Preface
In a world where data is becoming increasingly important, business people and scientists need tools to analyze and process large volumes of data efficiently. R is one of the tools that have become increasingly popular in recent years for data processing, statistical analysis, and data science. While R has its roots in academia, it is now used by organizations across a wide range of industries and geographical areas.
But the design of R imposes some inherent limits on the size of the data and the complexity of computations that it can manage efficiently. This can be a huge obstacle for R users who need to process the ever-growing volume of data in their organizations.
This book, R High Performance Programming, will help you understand the situations that often pose performance difficulties in R, such as memory and computational limits. It will also show you a range of techniques to overcome these performance limits. You can choose to use these techniques alone, or in various combinations that best fit your needs and your computing environment.
This book is designed to be a practical guide on how to improve the performance of R programs, with just enough explanation of why, so that you understand the reasoning behind each solution. As such, we will provide code examples for every technique that we cover in this book, along with performance profiling results that we generated on our machines to demonstrate the performance improvements. We encourage you to follow along by entering and running the code in your own environment to see the performance improvements for yourself.

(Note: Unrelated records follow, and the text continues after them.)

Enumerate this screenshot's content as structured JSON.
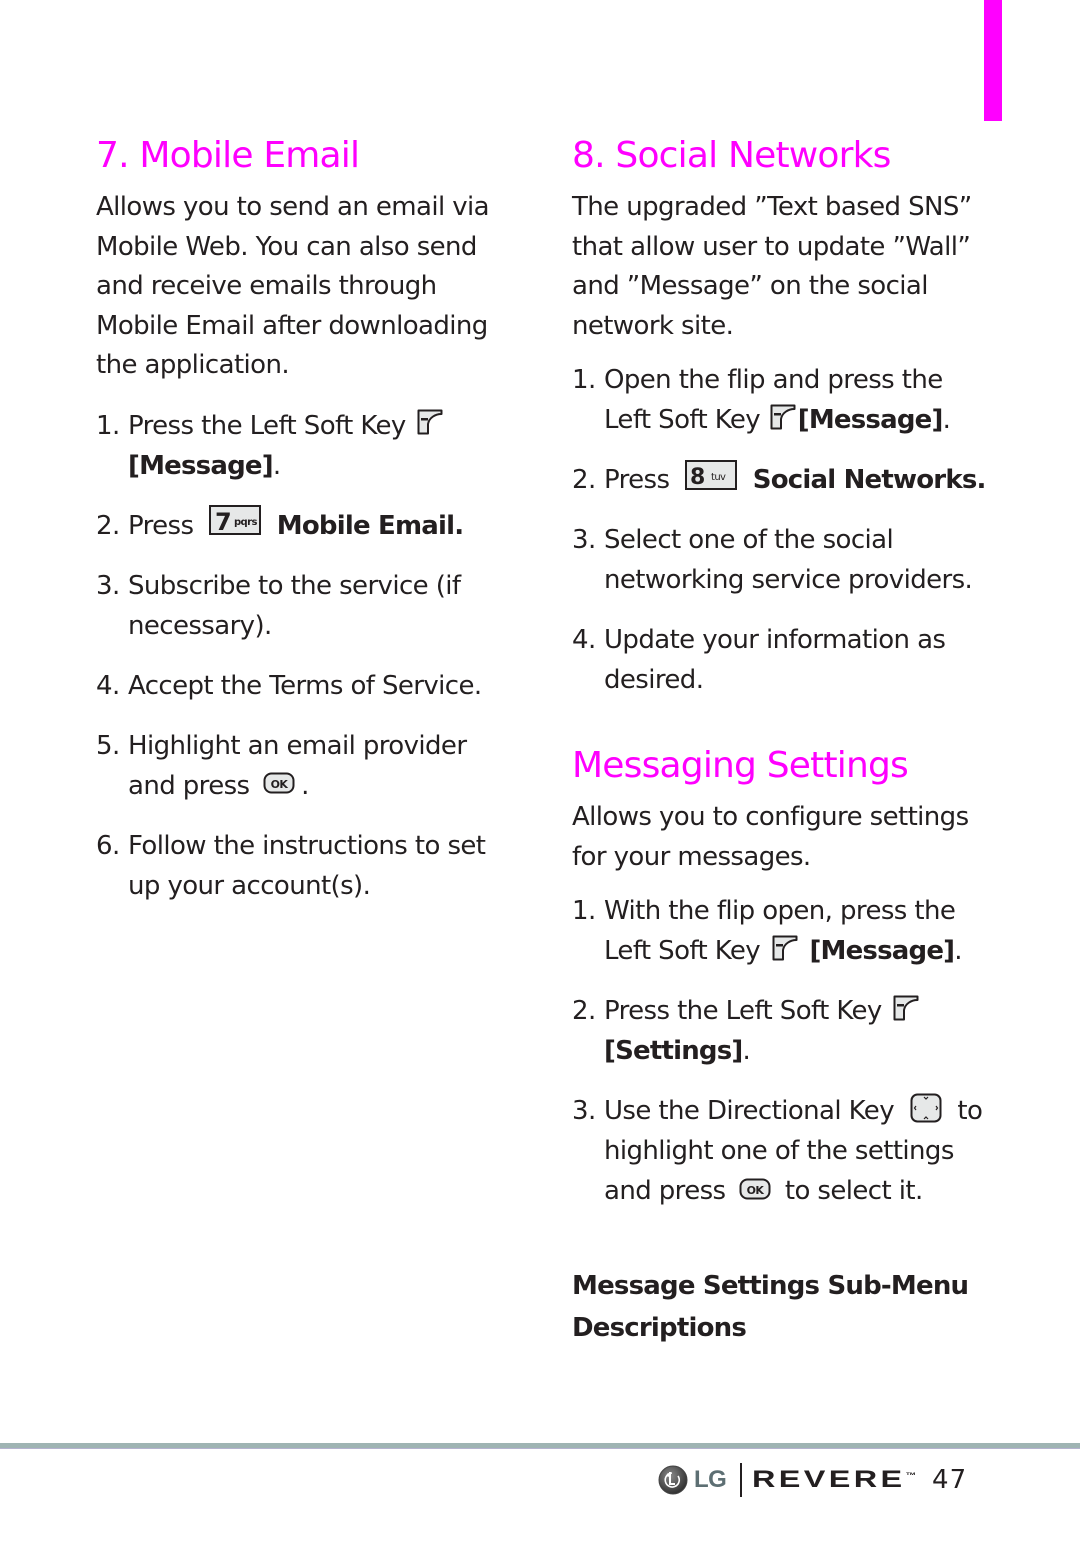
{
  "colors": {
    "accent": "#ff00ff",
    "text": "#231f20",
    "footer_rule": "#9fb4b3",
    "key_fill": "#e6e8e8"
  },
  "left": {
    "title": "7. Mobile Email",
    "intro": "Allows you to send an email via Mobile Web. You can also send and receive emails through Mobile Email after downloading the application.",
    "steps": [
      {
        "num": "1.",
        "pre": "Press the Left Soft Key",
        "icon": "left-soft-key-icon",
        "bold": "[Message]",
        "post": "."
      },
      {
        "num": "2.",
        "pre": "Press",
        "icon": "key-7-pqrs-icon",
        "key_digit": "7",
        "key_letters": "pqrs",
        "bold": "Mobile Email.",
        "post": ""
      },
      {
        "num": "3.",
        "text": "Subscribe to the service (if necessary)."
      },
      {
        "num": "4.",
        "text": "Accept the Terms of Service."
      },
      {
        "num": "5.",
        "pre": "Highlight an email provider and press",
        "icon": "ok-key-icon",
        "key_label": "OK",
        "post": "."
      },
      {
        "num": "6.",
        "text": "Follow the instructions to set up your account(s)."
      }
    ]
  },
  "right": {
    "title": "8. Social Networks",
    "intro": "The upgraded ”Text based SNS” that allow user to update ”Wall” and ”Message” on the social network site.",
    "steps": [
      {
        "num": "1.",
        "pre": "Open the flip and press the Left Soft Key",
        "icon": "left-soft-key-icon",
        "bold": "[Message]",
        "post": "."
      },
      {
        "num": "2.",
        "pre": "Press",
        "icon": "key-8-tuv-icon",
        "key_digit": "8",
        "key_letters": "tuv",
        "bold": "Social Networks.",
        "post": ""
      },
      {
        "num": "3.",
        "text": "Select one of the social networking service providers."
      },
      {
        "num": "4.",
        "text": "Update your information as desired."
      }
    ]
  },
  "settings": {
    "title": "Messaging Settings",
    "intro": "Allows you to configure settings for your messages.",
    "steps": [
      {
        "num": "1.",
        "pre": "With the flip open, press the Left Soft Key",
        "icon": "left-soft-key-icon",
        "bold": "[Message]",
        "post": "."
      },
      {
        "num": "2.",
        "pre": "Press the Left Soft Key",
        "icon": "left-soft-key-icon",
        "bold": "[Settings]",
        "post": "."
      },
      {
        "num": "3.",
        "pre": "Use the Directional Key",
        "icon": "directional-key-icon",
        "mid": "to highlight one of the settings and press",
        "icon2": "ok-key-icon",
        "key_label": "OK",
        "post": "to select it."
      }
    ],
    "subheading": "Message Settings Sub-Menu Descriptions"
  },
  "footer": {
    "brand": "LG",
    "product": "REVERE",
    "trademark": "™",
    "page_number": "47"
  }
}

If you would like to understand how R is designed and why it has performance limitations, the R Internals documentation (http://cran.r-project.org/doc/manuals/r-release/R-ints.html) will provide helpful clues.
This book is written based on open source R because it is the most widely used version of R and is freely available to anybody. If you are using a commercial version of R, check with your software vendor to see what performance improvements they might have made available to you.
The R community has created many new packages to improve the performance of R, which are available on the Comprehensive R Archive Network (CRAN) (http://cran.r-project.org/). We cannot analyze every package on CRAN—there are thousands of them—to see if they provide performance enhancements for specific operations. Instead, this book focuses on the most common tasks for R programmers and introduces techniques that you can use on any R project.